The days of Penn being a national basketball powerhouse may be gone, but give the Quakers a frisbee and a field, and they can compete with the best in the country.
For the first time since 1996, the women's Club Ultimate Frisbee team is headed to Nationals.
The Red and Blue will travel to Columbus, Ohio next Friday as the No. 20 seed out of 20 college teams from across North America. Penn plays twice on the first day of the tournament, facing off against No. 9 North Carolina and No. 4 Ottawa.
On day two, the competition includes No. 16 Iowa State and perennial powerhouse No. 5 Stanford.
"The East Coast is not really known for being that strong at ultimate," senior Kate Anthony said. "I think there are definitely some teams that we can beat, but to be realistic, we're not going to win [the championship].
"Out of the 20 teams, if we beat four or five of them . that would be amazing."

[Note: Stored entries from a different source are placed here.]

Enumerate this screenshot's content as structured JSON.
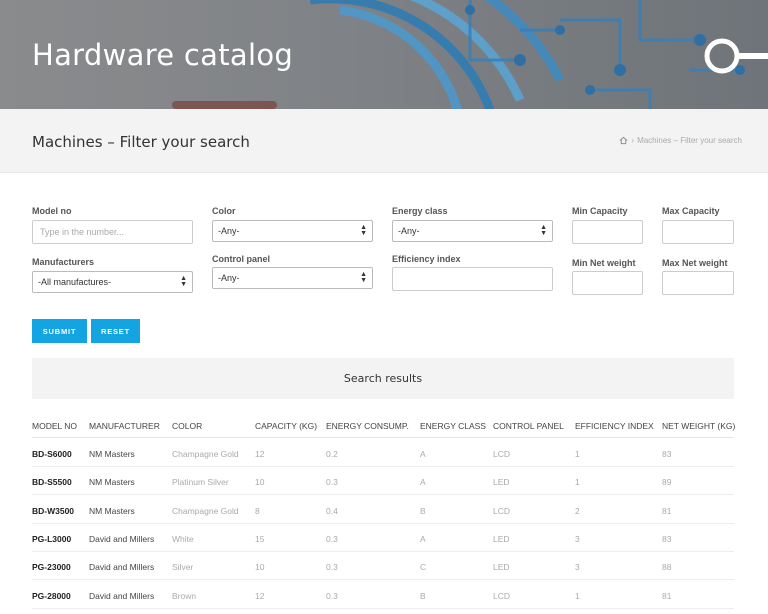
{
  "hero": {
    "title": "Hardware catalog"
  },
  "header": {
    "page_title": "Machines – Filter your search",
    "breadcrumb_current": "Machines – Filter your search",
    "home_icon": "home-icon"
  },
  "filters": {
    "model_no": {
      "label": "Model no",
      "placeholder": "Type in the number..."
    },
    "color": {
      "label": "Color",
      "value": "-Any-"
    },
    "energy_class": {
      "label": "Energy class",
      "value": "-Any-"
    },
    "min_capacity": {
      "label": "Min Capacity"
    },
    "max_capacity": {
      "label": "Max Capacity"
    },
    "manufacturers": {
      "label": "Manufacturers",
      "value": "-All manufactures-"
    },
    "control_panel": {
      "label": "Control panel",
      "value": "-Any-"
    },
    "efficiency_index": {
      "label": "Efficiency index"
    },
    "min_net_weight": {
      "label": "Min Net weight"
    },
    "max_net_weight": {
      "label": "Max Net weight"
    }
  },
  "buttons": {
    "submit": "SUBMIT",
    "reset": "RESET"
  },
  "results": {
    "title": "Search results",
    "columns": [
      "MODEL NO",
      "MANUFACTURER",
      "COLOR",
      "CAPACITY (KG)",
      "ENERGY CONSUMP.",
      "ENERGY CLASS",
      "CONTROL PANEL",
      "EFFICIENCY INDEX",
      "NET WEIGHT (KG)"
    ],
    "rows": [
      [
        "BD-S6000",
        "NM Masters",
        "Champagne Gold",
        "12",
        "0.2",
        "A",
        "LCD",
        "1",
        "83"
      ],
      [
        "BD-S5500",
        "NM Masters",
        "Platinum Silver",
        "10",
        "0.3",
        "A",
        "LED",
        "1",
        "89"
      ],
      [
        "BD-W3500",
        "NM Masters",
        "Champagne Gold",
        "8",
        "0.4",
        "B",
        "LCD",
        "2",
        "81"
      ],
      [
        "PG-L3000",
        "David and Millers",
        "White",
        "15",
        "0.3",
        "A",
        "LED",
        "3",
        "83"
      ],
      [
        "PG-23000",
        "David and Millers",
        "Silver",
        "10",
        "0.3",
        "C",
        "LED",
        "3",
        "88"
      ],
      [
        "PG-28000",
        "David and Millers",
        "Brown",
        "12",
        "0.3",
        "B",
        "LCD",
        "1",
        "81"
      ]
    ]
  },
  "colors": {
    "accent": "#14a4e1",
    "hero_bg": "#7d7e80",
    "bar_bg": "#f3f3f3"
  }
}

The Quakers didn't have an easy road to the big dance. They secured their spot in the Championship Bracket with some gutsy play at the mid-April regional tournament in Princeton, N.J.
Given a No. 3 seed, Penn won its pool by toppling the Tigers, Johns Hopkins and Cornell on the first day of the tournament. Then, against Maryland, the Red and Blue suffered a devastating 15-6 loss that sent them to the consolation bracket where the only hope of receiving a bid was to win out - which they did.
The Quakers rattled off a morning victory over Delaware, then came back to stun the Terrapins and take second place in the tourney, and a bid to the Championship.
"We had been struggling for three years to get there," senior co-captain Whitney Viets said. "For us to really come through this year was huge, and especially for me as a captain . it's something I'm really proud of."
The venue for a typical game of ultimate frisbee features a field roughly equivalent to a football field by dimension. Each team receives a point for catching the frisbee in an endzone, which is a 25-by-40-yard area on either side of the field of play. There is no running with the disc, and throws must be made within ten seconds.
Games are generally played to 13 or 15 points, but a time constraint can be imposed if necessary.
Penn's women's team is called Venus. They run a typical stack offense two ways. A vertical stack has cutters (those who receive throws) single-file behind the handlers (those who throw). A horizontal stack features a football offensive line type setup, with everyone lined across the plane of the disc.
Most of the starting seven are seniors, who have carried Venus thus far this year. But the underclassmen have made their impact, arriving in huge numbers at the beginning of the season to give the Quakers plenty of recruits for years to come.
Team Venus may be happy to be playing in the Championship Bracket, but it's not going to be like tossing the frisbee in the quad - it's game time.